I would agree that it is possible for a mother to put her child before her husband, and probably happens quite a bit. What I think the Rabbi is confusing is wants vs. needs. The baby's needs come before the wants of the mother or the father. But the needs of the father shouldn't be neglected, either. What this mother possibly needs is more balance, not less devotion.
Furthermore, I said, her obsession had turned one of her most attractive body parts into a feeding station, an attractive cafeteria rather than a scintillating piece of flesh.
Rabbi, they can be both. What nurtures my child with my milk can nurture my husband during intercourse. Again, it's all about balance. And nursing a baby until it's 11 months old hardly makes her obsessed. Rather, I think it makes her dedicated. And who doesn't want to encourage a dedicated parent?
In my book "Kosher Adultery," I make the point that infidelity is primarily a sin of omission rather than commission. It is not the bad thing you do that destroys a marriage, but all the good that you fail to do, preoccupied as you are with a sinful relationship that diverts your attention away from your spouse. Similarly, with the example of breast-feeding, a wife who spends a year giving all her emotional and physical affection to the baby has left her marriage a barren wasteland, bereft of romance and affection.
That is not necessarily so. A wife who is breastfeeding is not giving all of her emotional and phsical affection to the baby. I suppose that is possible, but then it is not the fault of breastfeeding, but lack of balance that is the culprit.
Obviously, breast-feeding is not the same as carrying on an extramarital affair. But when a mother gives her breasts to her son and takes them away from her husband, the effect on the marriage can feel the same.
Yes, I suppose if she gives herself only to the baby and never to her husband, that is a problem. But again, not a problem with breastfeeding.
I am surprised that when scientists discuss all the benefits of breast-feeding, they neglect its most negative consequence.

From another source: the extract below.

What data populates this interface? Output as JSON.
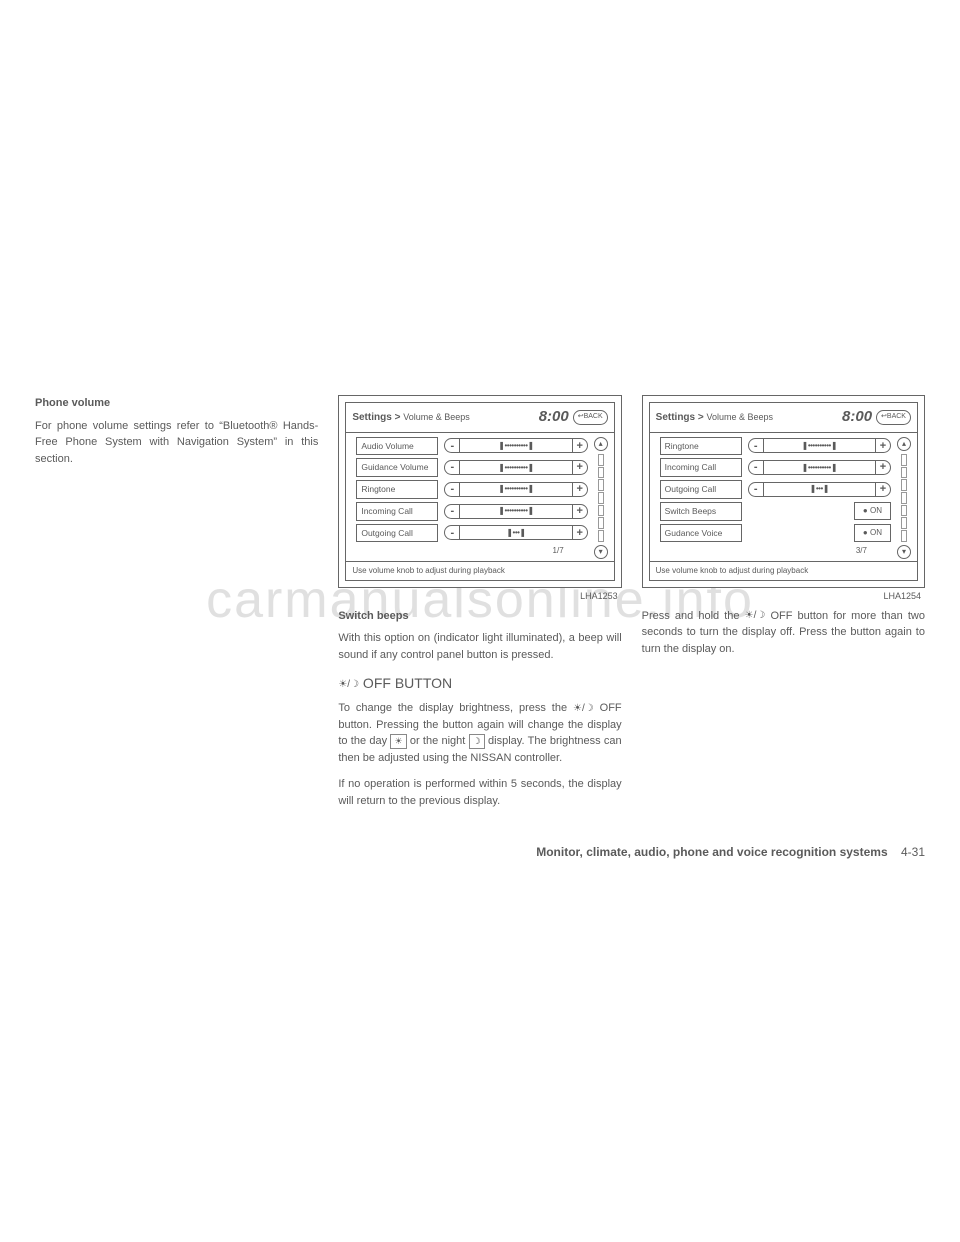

If breast-feeding gets in the way of the marriage—if it means that a husband and wife never go out on dates, or that the mother is so tired from always waking up with the baby that she has no energy to ever be intimate with her husband—the child will probably end up worse off, however many colds or bouts with diarrhea he now avoids.
Rabbi, respectfully, you have missed the mark. If the husband and wife never have time to connect, or the mother is never intimate with her husband, I agree that it will damage the relationship. But, again, you've targeted the wrong cause of that separation. We should be attempting to teach new parents to balance their roles as husband and wife, mother and father. And to feed our babies in the way that God intended can easily fit into that. God didn't make a mistake when he created babies to breastfeed.
Work on strengthening families, please, Rabbi. Not in attacking the most healthy way to feed our infants.
Apperantly the Talmud also disagrees with Rabbi Shmuley, and argues that it is appropriate to breastfeed for 24 months, and some think even longer. It turns out that the Talmutd says that a widow cannot marry before 21 months because another pregnancy could lower her milk supply.
Perhaps the Rabbi needs to brush up on his studies before offering women advice that appears that they have to choose between doing the right thing for their babies, and caring for their husbands. It was never a choice, ladies. You can do both.